Welche asphaltierten Straßen, Wege und Plätze des Bundes sind mit wasserdurchlässigem Asphalt versehen, wie lang sind die Straßen- und Wegeabschnitte, bzw. wie groß sind die Plätze jeweils (bitte nach Straßen- und Wegekilometer bzw. Quadratmetern je Bundesland aufschlüsseln)?
a. Welche Kosten sind für die Herstellung der wasserdurchlässig asphaltierten Straßen, Wege und Plätze jeweils entstanden, und wie hoch wäre jeweils die Herstellung gewöhnlicher wasserundurchlässiger Asphaltstraßen gewesen?
b.

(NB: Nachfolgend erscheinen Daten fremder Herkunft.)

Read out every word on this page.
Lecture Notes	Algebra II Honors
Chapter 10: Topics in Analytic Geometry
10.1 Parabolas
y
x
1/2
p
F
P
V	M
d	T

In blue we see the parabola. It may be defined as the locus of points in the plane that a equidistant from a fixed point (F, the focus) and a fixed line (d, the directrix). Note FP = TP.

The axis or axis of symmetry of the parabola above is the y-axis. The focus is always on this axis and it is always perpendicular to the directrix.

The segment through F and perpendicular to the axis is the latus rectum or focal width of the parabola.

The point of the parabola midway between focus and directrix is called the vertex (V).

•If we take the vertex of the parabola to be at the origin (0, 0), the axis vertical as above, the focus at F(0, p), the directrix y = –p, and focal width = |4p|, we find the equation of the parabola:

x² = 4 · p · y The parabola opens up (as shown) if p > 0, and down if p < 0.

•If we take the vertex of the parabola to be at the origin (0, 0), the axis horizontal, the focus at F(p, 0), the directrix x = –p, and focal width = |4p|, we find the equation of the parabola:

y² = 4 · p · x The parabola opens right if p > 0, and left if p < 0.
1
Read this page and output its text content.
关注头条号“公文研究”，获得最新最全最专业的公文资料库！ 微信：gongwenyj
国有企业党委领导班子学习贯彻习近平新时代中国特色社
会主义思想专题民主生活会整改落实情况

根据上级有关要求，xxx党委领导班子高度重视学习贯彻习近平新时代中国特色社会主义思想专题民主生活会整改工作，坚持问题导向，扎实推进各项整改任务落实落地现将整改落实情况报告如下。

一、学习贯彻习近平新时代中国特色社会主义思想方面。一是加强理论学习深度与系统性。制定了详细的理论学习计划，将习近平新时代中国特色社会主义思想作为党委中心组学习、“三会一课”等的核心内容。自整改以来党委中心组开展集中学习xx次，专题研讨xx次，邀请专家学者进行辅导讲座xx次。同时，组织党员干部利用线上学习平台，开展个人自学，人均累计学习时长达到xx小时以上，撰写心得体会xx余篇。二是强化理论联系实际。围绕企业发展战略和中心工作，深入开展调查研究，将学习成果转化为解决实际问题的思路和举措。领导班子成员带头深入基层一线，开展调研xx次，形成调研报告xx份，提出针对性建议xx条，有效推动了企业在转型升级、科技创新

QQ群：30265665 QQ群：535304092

Bei welchen Straßen, Wegen und Plätzen mit wasserdurchlässigem Asphalt fließt das Niederschlagswasser über ein Drainage-System unmittelbar ins Grundwasser?
Wie häufig kommt es auf Straßen des Bundes mit wasserdurchlässigem Asphalt zu schweren Verkehrsunfällen im Vergleich zu gewöhnlichen wasserundurchlässigen Asphaltstraßen?
Wie bewertet die Bundesregierung die Umweltwirkungen von wasserdurchlässigem Asphalt? Führt dieser dazu, dass Böden mehr und großflächiger Wasser zugeführt wird?
a. Plant die Bundesregierung eine finanzielle Förderung von Kommunen für den Bau wasserdurchlässiger Ortsstraßen, um Niederschlagswasser vermehrt versickern zu lassen?
b. Plant die Bundesregierung eine Unterstützung von Kommunen beim Bau wasserdurchlässiger Ortsstraßen in Form einer besseren Anerkennung im Rahmen der Erstellung von Umweltberichten?
Können versickerungsfähige Straßen einen Beitrag zum natürlichen Wasserkreislauf leisten, und welche Regenmengen können je Quadratmeter aufgenommen werden?
Welche anderen Maßnahmen können mit versickerungsfähigen Belägen im Straßen- und Wegebau kombiniert werden, um die Anreicherung von Bodenwasser fördern?
Plant die Bundesregierung eine Ausweitung des Einsatzes von wasserdurchlässigem Asphalt?
Welche Praxisbeispiele zur Anwendung von versickerungsfähigen Belägen im Straßen- und Wegebau existieren nach Kenntnis der Bundesregierung mit dem primären Ziel, den Wasserspeicher des Bodens anzureichern?
Welche Unterschiede in der Zusammensetzung bestehen zwischen herkömmlichen und versickerungsfähigen Oberflächenmaterialen, die im Straßen- und Wegebau eingesetzt werden?
Können die Auswirkungen der Flächenversiegelung nach Kenntnis der Bundesregierung durch versickerungsfähige Straßen und Wege vermindert werden?